Updated on 07 June 2010

David Cameron warns in a speech today that government's debt problem is "even worse than we thought", as plans to reduce the record deficit are expected to affect Britain's "whole way of life". Channel 4 News live blog brings you the latest.

In a major speech on the economy the prime minister will say that the impact of the government spending cuts due to the debt problem will be "enormous" and could be felt for decades.

In a stark warning about the scale of Britain's debt Cameron will say that the proposed plans will "take the whole country with us" as the government begins to tackle the £156bn deficit.
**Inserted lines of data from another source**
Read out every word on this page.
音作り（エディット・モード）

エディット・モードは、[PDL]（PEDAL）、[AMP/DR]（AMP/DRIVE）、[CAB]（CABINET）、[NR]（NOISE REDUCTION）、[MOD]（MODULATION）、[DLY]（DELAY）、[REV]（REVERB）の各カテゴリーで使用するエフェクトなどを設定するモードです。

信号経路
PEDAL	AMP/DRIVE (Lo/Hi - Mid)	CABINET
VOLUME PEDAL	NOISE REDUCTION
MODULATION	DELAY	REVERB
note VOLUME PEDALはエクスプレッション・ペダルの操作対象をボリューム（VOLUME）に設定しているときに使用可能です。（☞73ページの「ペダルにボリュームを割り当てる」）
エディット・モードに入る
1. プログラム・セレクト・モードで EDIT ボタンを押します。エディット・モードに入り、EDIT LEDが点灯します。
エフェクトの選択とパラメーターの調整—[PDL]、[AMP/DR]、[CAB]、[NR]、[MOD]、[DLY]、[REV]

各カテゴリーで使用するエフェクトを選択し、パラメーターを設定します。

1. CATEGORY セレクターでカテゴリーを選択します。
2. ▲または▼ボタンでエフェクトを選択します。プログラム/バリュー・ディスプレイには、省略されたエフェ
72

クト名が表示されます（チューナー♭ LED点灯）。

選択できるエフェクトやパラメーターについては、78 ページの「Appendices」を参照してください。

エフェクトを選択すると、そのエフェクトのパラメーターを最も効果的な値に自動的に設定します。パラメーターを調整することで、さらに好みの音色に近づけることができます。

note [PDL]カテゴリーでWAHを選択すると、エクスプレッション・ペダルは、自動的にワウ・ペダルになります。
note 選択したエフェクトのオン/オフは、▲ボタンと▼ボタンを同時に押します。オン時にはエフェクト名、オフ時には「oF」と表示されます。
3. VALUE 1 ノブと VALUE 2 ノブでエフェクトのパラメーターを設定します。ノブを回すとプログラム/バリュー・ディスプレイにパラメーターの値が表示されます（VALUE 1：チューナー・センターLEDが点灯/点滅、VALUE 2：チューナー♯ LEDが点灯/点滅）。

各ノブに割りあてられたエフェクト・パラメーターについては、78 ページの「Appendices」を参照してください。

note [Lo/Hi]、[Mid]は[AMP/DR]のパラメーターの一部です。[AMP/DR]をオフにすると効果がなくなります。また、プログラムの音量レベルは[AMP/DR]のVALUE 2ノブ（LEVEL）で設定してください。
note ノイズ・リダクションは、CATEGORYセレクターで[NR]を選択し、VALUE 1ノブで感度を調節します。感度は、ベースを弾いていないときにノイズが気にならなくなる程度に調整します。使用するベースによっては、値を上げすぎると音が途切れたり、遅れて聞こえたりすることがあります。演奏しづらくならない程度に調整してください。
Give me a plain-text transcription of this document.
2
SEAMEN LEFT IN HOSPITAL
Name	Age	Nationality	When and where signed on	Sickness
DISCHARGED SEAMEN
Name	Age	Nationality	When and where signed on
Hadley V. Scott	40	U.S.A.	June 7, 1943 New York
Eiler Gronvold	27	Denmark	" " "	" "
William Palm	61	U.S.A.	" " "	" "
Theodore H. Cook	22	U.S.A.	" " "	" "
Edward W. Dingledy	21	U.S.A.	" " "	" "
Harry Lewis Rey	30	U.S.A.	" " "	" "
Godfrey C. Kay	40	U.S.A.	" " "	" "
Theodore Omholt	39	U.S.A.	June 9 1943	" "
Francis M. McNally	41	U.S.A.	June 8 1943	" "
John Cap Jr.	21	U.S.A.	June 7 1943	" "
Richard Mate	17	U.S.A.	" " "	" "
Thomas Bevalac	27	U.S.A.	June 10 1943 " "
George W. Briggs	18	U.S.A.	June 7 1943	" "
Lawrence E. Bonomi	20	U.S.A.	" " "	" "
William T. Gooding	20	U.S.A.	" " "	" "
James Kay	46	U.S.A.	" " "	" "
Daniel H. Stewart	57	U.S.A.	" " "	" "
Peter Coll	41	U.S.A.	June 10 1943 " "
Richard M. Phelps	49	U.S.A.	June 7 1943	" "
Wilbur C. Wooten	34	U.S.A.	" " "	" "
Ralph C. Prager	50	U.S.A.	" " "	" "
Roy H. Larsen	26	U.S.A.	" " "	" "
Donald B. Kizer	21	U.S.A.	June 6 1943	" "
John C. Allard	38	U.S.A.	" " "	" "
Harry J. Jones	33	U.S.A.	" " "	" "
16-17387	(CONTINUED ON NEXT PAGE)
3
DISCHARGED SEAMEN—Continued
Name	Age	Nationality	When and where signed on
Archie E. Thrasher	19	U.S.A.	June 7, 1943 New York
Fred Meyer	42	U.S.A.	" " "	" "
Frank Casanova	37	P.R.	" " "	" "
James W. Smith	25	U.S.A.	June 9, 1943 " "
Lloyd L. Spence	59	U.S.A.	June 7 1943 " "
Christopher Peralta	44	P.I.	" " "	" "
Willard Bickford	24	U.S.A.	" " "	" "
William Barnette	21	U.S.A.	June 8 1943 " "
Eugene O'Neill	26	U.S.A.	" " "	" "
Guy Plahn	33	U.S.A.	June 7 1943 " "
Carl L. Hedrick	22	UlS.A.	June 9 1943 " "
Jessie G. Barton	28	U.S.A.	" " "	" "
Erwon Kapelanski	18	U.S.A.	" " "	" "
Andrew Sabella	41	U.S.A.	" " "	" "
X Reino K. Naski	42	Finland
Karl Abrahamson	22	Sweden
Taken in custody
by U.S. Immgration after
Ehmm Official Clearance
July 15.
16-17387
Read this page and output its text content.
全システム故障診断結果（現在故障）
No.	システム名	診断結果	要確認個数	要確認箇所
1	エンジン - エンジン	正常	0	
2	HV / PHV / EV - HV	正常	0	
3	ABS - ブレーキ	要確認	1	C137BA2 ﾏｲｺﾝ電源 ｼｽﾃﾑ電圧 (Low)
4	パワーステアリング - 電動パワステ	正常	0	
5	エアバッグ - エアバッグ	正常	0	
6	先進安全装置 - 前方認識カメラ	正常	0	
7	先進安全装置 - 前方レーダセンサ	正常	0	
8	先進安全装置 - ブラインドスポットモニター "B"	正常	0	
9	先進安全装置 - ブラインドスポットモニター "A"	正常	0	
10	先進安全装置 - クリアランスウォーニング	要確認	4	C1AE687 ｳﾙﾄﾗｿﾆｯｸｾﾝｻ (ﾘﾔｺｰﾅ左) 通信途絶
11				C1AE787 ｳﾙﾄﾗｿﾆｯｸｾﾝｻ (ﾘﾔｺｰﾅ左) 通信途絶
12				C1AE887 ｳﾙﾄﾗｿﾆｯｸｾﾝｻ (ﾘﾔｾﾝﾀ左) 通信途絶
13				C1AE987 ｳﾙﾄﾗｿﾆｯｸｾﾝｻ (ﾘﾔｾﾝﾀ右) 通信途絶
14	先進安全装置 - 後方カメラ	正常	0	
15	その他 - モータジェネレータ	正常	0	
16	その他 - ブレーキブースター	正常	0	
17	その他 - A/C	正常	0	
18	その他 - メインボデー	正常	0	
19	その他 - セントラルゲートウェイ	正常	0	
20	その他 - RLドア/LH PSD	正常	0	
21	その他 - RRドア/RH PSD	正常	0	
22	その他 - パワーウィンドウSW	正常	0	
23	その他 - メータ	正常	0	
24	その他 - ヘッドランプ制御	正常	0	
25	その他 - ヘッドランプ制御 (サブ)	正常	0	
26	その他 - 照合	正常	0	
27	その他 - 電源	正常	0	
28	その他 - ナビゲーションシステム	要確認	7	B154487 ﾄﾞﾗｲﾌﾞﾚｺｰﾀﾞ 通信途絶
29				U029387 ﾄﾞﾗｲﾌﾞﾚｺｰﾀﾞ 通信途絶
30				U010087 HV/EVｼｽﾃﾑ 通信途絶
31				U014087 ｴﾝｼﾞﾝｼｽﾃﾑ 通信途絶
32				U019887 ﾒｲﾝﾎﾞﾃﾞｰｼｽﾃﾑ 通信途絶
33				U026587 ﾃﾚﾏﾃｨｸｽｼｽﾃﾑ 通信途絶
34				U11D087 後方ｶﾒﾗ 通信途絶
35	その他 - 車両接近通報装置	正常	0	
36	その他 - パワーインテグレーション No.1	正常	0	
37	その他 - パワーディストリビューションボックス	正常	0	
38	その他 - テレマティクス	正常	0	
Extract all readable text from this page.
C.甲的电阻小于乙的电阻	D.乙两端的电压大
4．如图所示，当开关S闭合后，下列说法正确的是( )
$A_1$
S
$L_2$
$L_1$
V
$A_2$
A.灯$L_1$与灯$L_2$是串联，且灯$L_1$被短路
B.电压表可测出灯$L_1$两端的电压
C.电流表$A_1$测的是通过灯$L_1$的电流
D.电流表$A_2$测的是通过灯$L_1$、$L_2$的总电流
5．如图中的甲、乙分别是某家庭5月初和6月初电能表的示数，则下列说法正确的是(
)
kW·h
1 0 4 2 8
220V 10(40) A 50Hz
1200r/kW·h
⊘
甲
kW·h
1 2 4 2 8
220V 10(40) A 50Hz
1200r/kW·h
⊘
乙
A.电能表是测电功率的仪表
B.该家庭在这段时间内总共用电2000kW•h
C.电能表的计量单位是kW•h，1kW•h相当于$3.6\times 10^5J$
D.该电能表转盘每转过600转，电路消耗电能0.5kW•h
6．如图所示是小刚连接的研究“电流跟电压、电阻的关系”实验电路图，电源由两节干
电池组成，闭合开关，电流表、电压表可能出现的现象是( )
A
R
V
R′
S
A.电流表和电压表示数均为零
No one will escape the effects of the coalition's strategy to address the deficit, Cameron will say in a bid to persuade people of the need for "difficult decisions".

"The decisions we make will affect every single person in our country and the effects of those decisions will stay with us for years, perhaps decades to come," he is expected to say at an event in Milton Keynes.

"It is precisely because these decisions are so momentous, because they will have such enormous implications, and because we cannot afford either to duck them or to get them wrong that I want to make sure we go about the urgent task of cutting our deficit in a way that is open, responsible and fair.

"I have said before that as we deal with the debt crisis we must take the whole country with us - and I mean it."

His comments come as ministers prepare for an emergency budget due to be delivered by Chancellor George Osborne on 22 June.

Osborne and Danny Alexander, the new Chief Secretary to the Treasury, will on Tuesday publish the principles meant to underpin both the Budget and the spending review which will come later in the year.

Nick Clegg, the Liberal Democrat deputy prime minister, has insisted that the plans would not mark a return to Thatcherism.

The prime minister himself will set out why the government needs to take "painful" measures, saying the debt problem facing the government is "even worse than we thought" and the implications could be "more critical than we feared".

The government's new Office of Budgetary Responsibility is expected to downgrade Labour's forecast of 3 per cent growth next year. 

In an interview with The Sunday Times, Cameron suggested that high welfare and public sector pay bills were high on the government's list for cuts. Child tax credits for better-off families are expected to be curbed.

Capital gains tax is likely to rise, although there is speculation that there could be generous exemptions for certain groups of people, including entrepreneurs and pensioners, after opposition from Tory right-wingers.

Ministers have steadfastly refused to rule out a rise in VAT, from its current level of 17.5 per cent. However, the government wants the bulk of its savings to be made by reducing current expenditure rather than raising taxes.